Deshalb hüte, Kigeri, Dein schönes Land vor der Ordnung der Wasungu, vor den Wagen und Eisenbalken und verbiete, dass Zeitzeiger in das Land gebracht werden, durch deren Anblick die Menschen auf Narrheiten gebracht werden. Menschen brauchen keine Zeitzeiger. Bei Tagesgrauen kräht der Hahn. Bei Tage ist es hell, bei Nacht dunkel. Morgens geht die Sonne auf, mittags steht sie ganz hoch und abends geht sie unter.

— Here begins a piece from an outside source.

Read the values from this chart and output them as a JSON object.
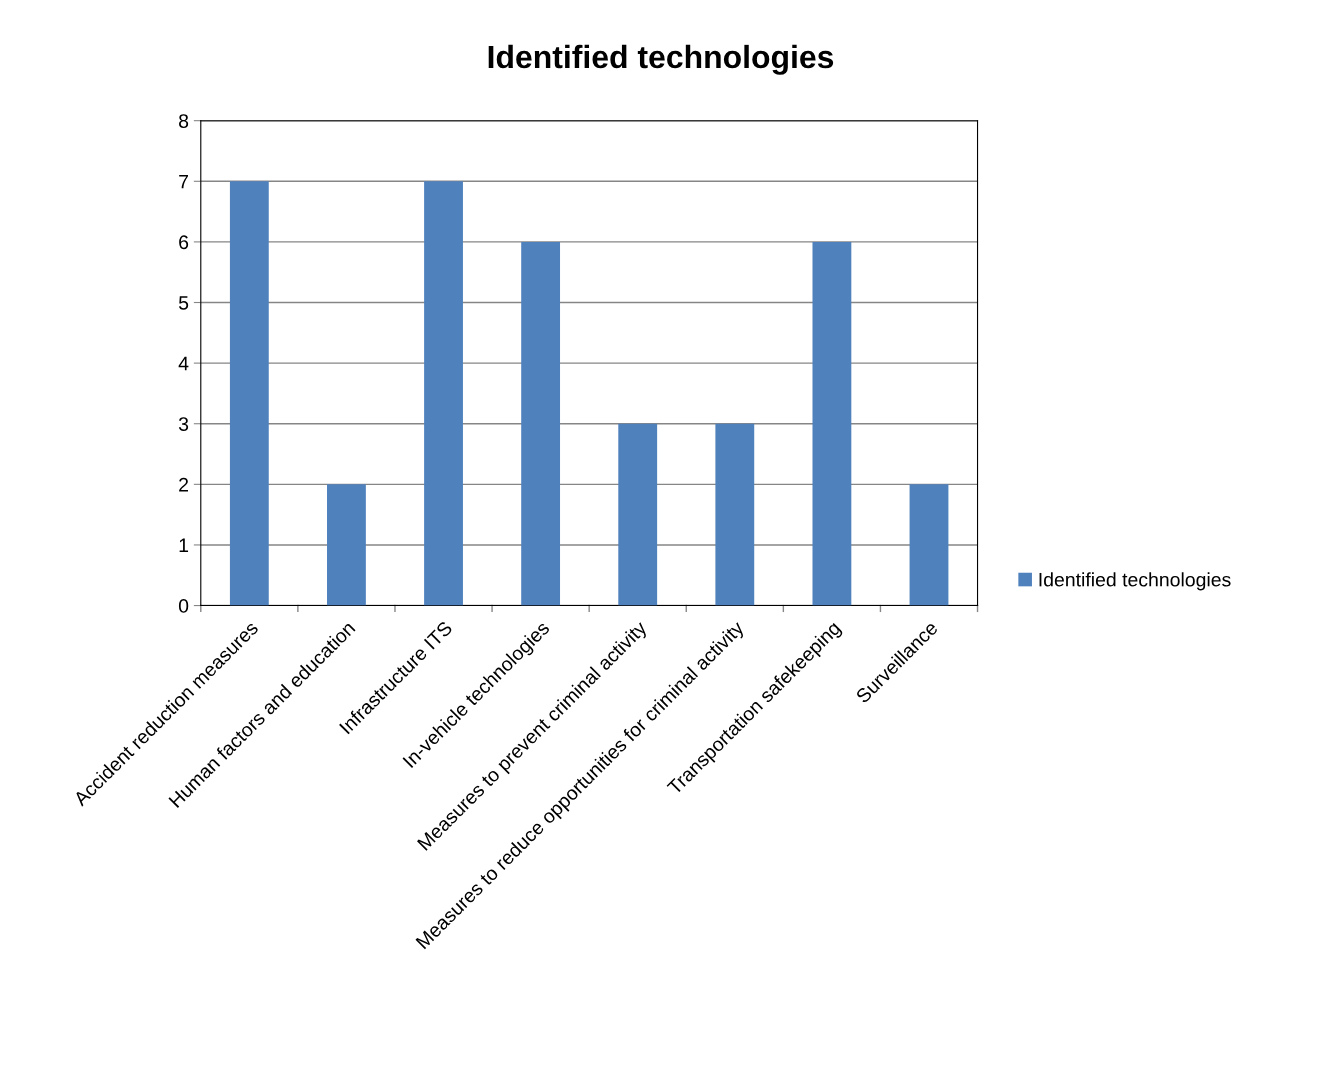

Das Leben aber endet mit dem Tode. Nur dieses braucht ein Mensch zu wissen. Wo aber Wagen fahren, da müssen Zeitzeiger sein und wiederum Menschen, die diese Zeiger machen und in Ordnung halten und daraus entsteht all die andere närrische, ganz unnütze Arbeit, bei der alle Menschen krank und freudlos werden. Ich finde, dass diese Zeitnarren alle nur durcheinander laufen, damit die Wagen fahren und dass sie fahren, um durcheinander zu laufen und sich gegenseitig zu behindern.